La televisión de los años 70 y 80 estaba plagada de ello: un episodio comienza con un diagnóstico, termina con lágrimas y una lección de vida. El paciente —generalmente joven, atractivo, moralmente intachable— atraviesa su particular vía crucis en 42 minutos. La familia espera en la sala de espera. El médico mira con tristeza. Y al final no está la realidad médica, sino la catarsis emocional perfecta. Eso es Enfermedad de la Semana — un formato televisivo que utiliza la enfermedad como materia prima para la manipulación sentimental.
En el día a día de la producción, este esquema funciona con una receta probada: la enfermedad no se investiga como un problema médico o existencial, sino que se utiliza como motor dramático. Permite el amor, la reconciliación o una muerte trágica — el esfuerzo visual y narrativo se centra en la puesta en escena emocional, no en la autenticidad. La cámara se acerca a la cercanía humana. La música aumenta. La iluminación se vuelve más dorada a medida que se aclara la moraleja de la historia. Desde el punto de vista de la producción, es económico: una estrella invitada conocida, un arco argumental predecible, cuotas de audiencia garantizadas entre el público femenino mayor de 40 años. El guion se escribe en cuatro días.

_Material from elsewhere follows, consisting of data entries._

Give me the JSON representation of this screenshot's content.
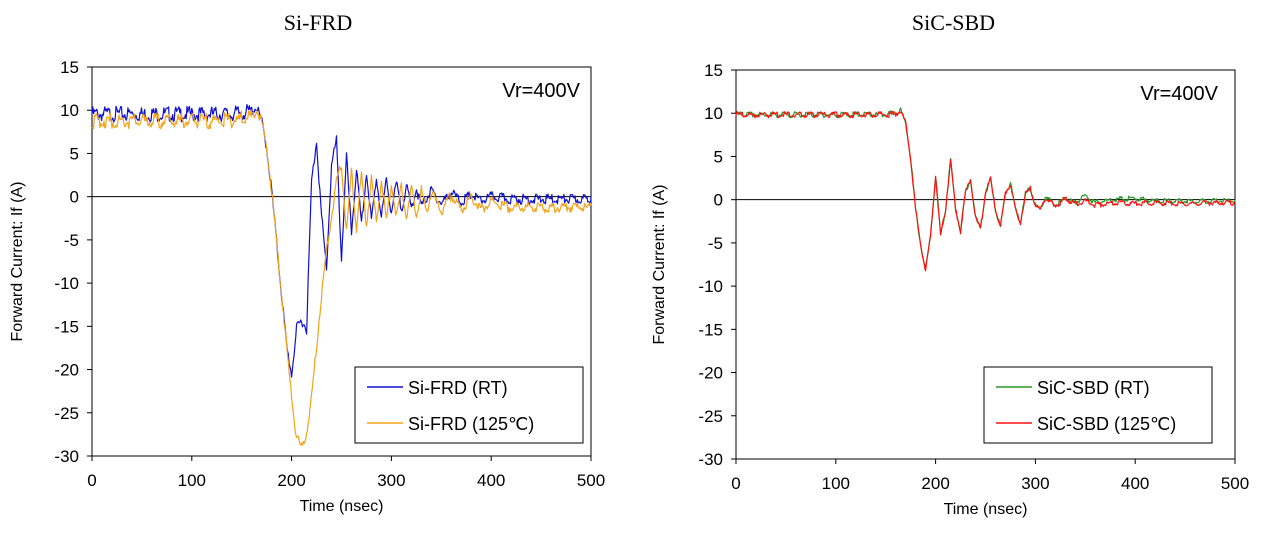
{
  "chart_data": [
    {
      "type": "line",
      "title": "Si-FRD",
      "xlabel": "Time (nsec)",
      "ylabel": "Forward Current: If (A)",
      "xlim": [
        0,
        500
      ],
      "ylim": [
        -30,
        15
      ],
      "x_ticks": [
        "0",
        "100",
        "200",
        "300",
        "400",
        "500"
      ],
      "y_ticks": [
        "15",
        "10",
        "5",
        "0",
        "-5",
        "-10",
        "-15",
        "-20",
        "-25",
        "-30"
      ],
      "annotation": "Vr=400V",
      "legend_position": "bottom-right",
      "grid": false,
      "series": [
        {
          "name": "Si-FRD (RT)",
          "color": "#1010d0",
          "points": [
            [
              0,
              10
            ],
            [
              20,
              10
            ],
            [
              40,
              10
            ],
            [
              60,
              10
            ],
            [
              80,
              10
            ],
            [
              100,
              10
            ],
            [
              120,
              10
            ],
            [
              140,
              10
            ],
            [
              160,
              10.3
            ],
            [
              165,
              10.6
            ],
            [
              170,
              9
            ],
            [
              175,
              6
            ],
            [
              180,
              1
            ],
            [
              185,
              -5
            ],
            [
              190,
              -11
            ],
            [
              195,
              -17
            ],
            [
              200,
              -20.3
            ],
            [
              205,
              -15
            ],
            [
              210,
              -14
            ],
            [
              215,
              -15
            ],
            [
              220,
              2
            ],
            [
              225,
              6.8
            ],
            [
              230,
              -2
            ],
            [
              235,
              -8
            ],
            [
              240,
              4
            ],
            [
              245,
              6.8
            ],
            [
              250,
              -7
            ],
            [
              255,
              5
            ],
            [
              260,
              -4
            ],
            [
              265,
              3.5
            ],
            [
              270,
              -3
            ],
            [
              275,
              3
            ],
            [
              280,
              -2.5
            ],
            [
              285,
              2.5
            ],
            [
              290,
              -2
            ],
            [
              295,
              2.2
            ],
            [
              300,
              -1.5
            ],
            [
              305,
              1.8
            ],
            [
              310,
              -1.2
            ],
            [
              315,
              1.5
            ],
            [
              320,
              -1
            ],
            [
              325,
              1.2
            ],
            [
              330,
              -0.8
            ],
            [
              340,
              1
            ],
            [
              350,
              -0.5
            ],
            [
              360,
              0.8
            ],
            [
              370,
              -0.3
            ],
            [
              380,
              0.5
            ],
            [
              390,
              -0.2
            ],
            [
              400,
              0.3
            ],
            [
              420,
              0
            ],
            [
              440,
              0
            ],
            [
              460,
              0
            ],
            [
              480,
              0
            ],
            [
              500,
              0
            ]
          ]
        },
        {
          "name": "Si-FRD (125℃)",
          "color": "#f5a21b",
          "points": [
            [
              0,
              9.2
            ],
            [
              20,
              9.2
            ],
            [
              40,
              9.2
            ],
            [
              60,
              9.2
            ],
            [
              80,
              9.2
            ],
            [
              100,
              9.2
            ],
            [
              120,
              9.2
            ],
            [
              140,
              9.3
            ],
            [
              160,
              9.6
            ],
            [
              165,
              10.4
            ],
            [
              170,
              9
            ],
            [
              175,
              6
            ],
            [
              180,
              1
            ],
            [
              185,
              -5
            ],
            [
              190,
              -11
            ],
            [
              195,
              -17
            ],
            [
              200,
              -23
            ],
            [
              205,
              -27.5
            ],
            [
              210,
              -28.8
            ],
            [
              215,
              -27
            ],
            [
              220,
              -23
            ],
            [
              225,
              -17
            ],
            [
              230,
              -11
            ],
            [
              235,
              -6
            ],
            [
              240,
              -2
            ],
            [
              245,
              2
            ],
            [
              250,
              4.2
            ],
            [
              255,
              -4
            ],
            [
              260,
              3.2
            ],
            [
              265,
              -3.5
            ],
            [
              270,
              3
            ],
            [
              275,
              -3
            ],
            [
              280,
              2.5
            ],
            [
              285,
              -2.8
            ],
            [
              290,
              2.2
            ],
            [
              295,
              -2.5
            ],
            [
              300,
              2
            ],
            [
              305,
              -2.2
            ],
            [
              310,
              1.5
            ],
            [
              315,
              -2
            ],
            [
              320,
              1.2
            ],
            [
              325,
              -1.8
            ],
            [
              330,
              1
            ],
            [
              335,
              -1.6
            ],
            [
              340,
              0.8
            ],
            [
              350,
              -1.4
            ],
            [
              360,
              0.5
            ],
            [
              370,
              -1.2
            ],
            [
              380,
              0.2
            ],
            [
              390,
              -1.2
            ],
            [
              400,
              -0.3
            ],
            [
              420,
              -1
            ],
            [
              440,
              -0.8
            ],
            [
              460,
              -1
            ],
            [
              480,
              -0.9
            ],
            [
              500,
              -1
            ]
          ]
        }
      ]
    },
    {
      "type": "line",
      "title": "SiC-SBD",
      "xlabel": "Time (nsec)",
      "ylabel": "Forward Current: If (A)",
      "xlim": [
        0,
        500
      ],
      "ylim": [
        -30,
        15
      ],
      "x_ticks": [
        "0",
        "100",
        "200",
        "300",
        "400",
        "500"
      ],
      "y_ticks": [
        "15",
        "10",
        "5",
        "0",
        "-5",
        "-10",
        "-15",
        "-20",
        "-25",
        "-30"
      ],
      "annotation": "Vr=400V",
      "legend_position": "bottom-right",
      "grid": false,
      "series": [
        {
          "name": "SiC-SBD (RT)",
          "color": "#2a9a2a",
          "points": [
            [
              0,
              10
            ],
            [
              50,
              10
            ],
            [
              100,
              10
            ],
            [
              150,
              10
            ],
            [
              160,
              10.2
            ],
            [
              165,
              10.5
            ],
            [
              170,
              9
            ],
            [
              175,
              5
            ],
            [
              180,
              -1
            ],
            [
              185,
              -5
            ],
            [
              190,
              -8
            ],
            [
              195,
              -4
            ],
            [
              200,
              3
            ],
            [
              205,
              -4
            ],
            [
              210,
              -1
            ],
            [
              215,
              4.8
            ],
            [
              220,
              -1
            ],
            [
              225,
              -3.5
            ],
            [
              230,
              1
            ],
            [
              235,
              2.5
            ],
            [
              240,
              -2
            ],
            [
              245,
              -3
            ],
            [
              250,
              1
            ],
            [
              255,
              2.5
            ],
            [
              260,
              -1
            ],
            [
              265,
              -3
            ],
            [
              270,
              1
            ],
            [
              275,
              2
            ],
            [
              280,
              -1
            ],
            [
              285,
              -2.5
            ],
            [
              290,
              0.8
            ],
            [
              295,
              1.5
            ],
            [
              300,
              -0.5
            ],
            [
              305,
              -1
            ],
            [
              310,
              0.5
            ],
            [
              320,
              -0.5
            ],
            [
              330,
              0.3
            ],
            [
              340,
              -0.2
            ],
            [
              350,
              0.6
            ],
            [
              360,
              -0.2
            ],
            [
              380,
              0.2
            ],
            [
              400,
              0.3
            ],
            [
              420,
              0
            ],
            [
              440,
              0
            ],
            [
              460,
              0
            ],
            [
              480,
              0
            ],
            [
              500,
              0
            ]
          ]
        },
        {
          "name": "SiC-SBD (125℃)",
          "color": "#ff1010",
          "points": [
            [
              0,
              10
            ],
            [
              50,
              10
            ],
            [
              100,
              10
            ],
            [
              150,
              10
            ],
            [
              160,
              10.1
            ],
            [
              165,
              10.4
            ],
            [
              170,
              9
            ],
            [
              175,
              5
            ],
            [
              180,
              -1
            ],
            [
              185,
              -5
            ],
            [
              190,
              -8
            ],
            [
              195,
              -4
            ],
            [
              200,
              3
            ],
            [
              205,
              -4
            ],
            [
              210,
              -1
            ],
            [
              215,
              4.8
            ],
            [
              220,
              -1
            ],
            [
              225,
              -3.5
            ],
            [
              230,
              1
            ],
            [
              235,
              2.5
            ],
            [
              240,
              -2
            ],
            [
              245,
              -3.2
            ],
            [
              250,
              1
            ],
            [
              255,
              2.5
            ],
            [
              260,
              -1
            ],
            [
              265,
              -3
            ],
            [
              270,
              1
            ],
            [
              275,
              2
            ],
            [
              280,
              -1
            ],
            [
              285,
              -2.5
            ],
            [
              290,
              0.8
            ],
            [
              295,
              1.5
            ],
            [
              300,
              -0.5
            ],
            [
              305,
              -1
            ],
            [
              310,
              0.3
            ],
            [
              320,
              -0.6
            ],
            [
              330,
              0.2
            ],
            [
              340,
              -0.4
            ],
            [
              350,
              0
            ],
            [
              360,
              -0.5
            ],
            [
              380,
              -0.2
            ],
            [
              400,
              -0.3
            ],
            [
              420,
              -0.2
            ],
            [
              440,
              -0.3
            ],
            [
              460,
              -0.3
            ],
            [
              480,
              -0.2
            ],
            [
              500,
              -0.2
            ]
          ]
        }
      ]
    }
  ]
}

La crítica a este formato se dirige a su superficialidad. No se trata de la carga real de los pacientes o sus familiares, sino del momento en que el espectador en casa se humedece los ojos. La enfermedad en sí es intercambiable. El cáncer, la esclerosis múltiple, la ceguera repentina — todas funcionan igual, siempre que sean lo suficientemente dramáticas y permitan un arco emocional claro. La muerte es noble, la despedida digna. Nadie vomita. Nadie decae físicamente. La enfermedad sigue siendo un concepto, no una experiencia.
Las producciones televisivas modernas —como los formatos de drama antológico o las series de televisión de pago prémium— intentan distanciarse de este modelo al presentar la enfermedad no como un desencadenante, sino como un estado persistente. La narrativa de larga duración permite mostrar la banalidad y la resistencia a la simplificación sentimental. Sin embargo, la tentación del modelo de Enfermedad de la Semana persiste: funciona. Es barato. Y se vende.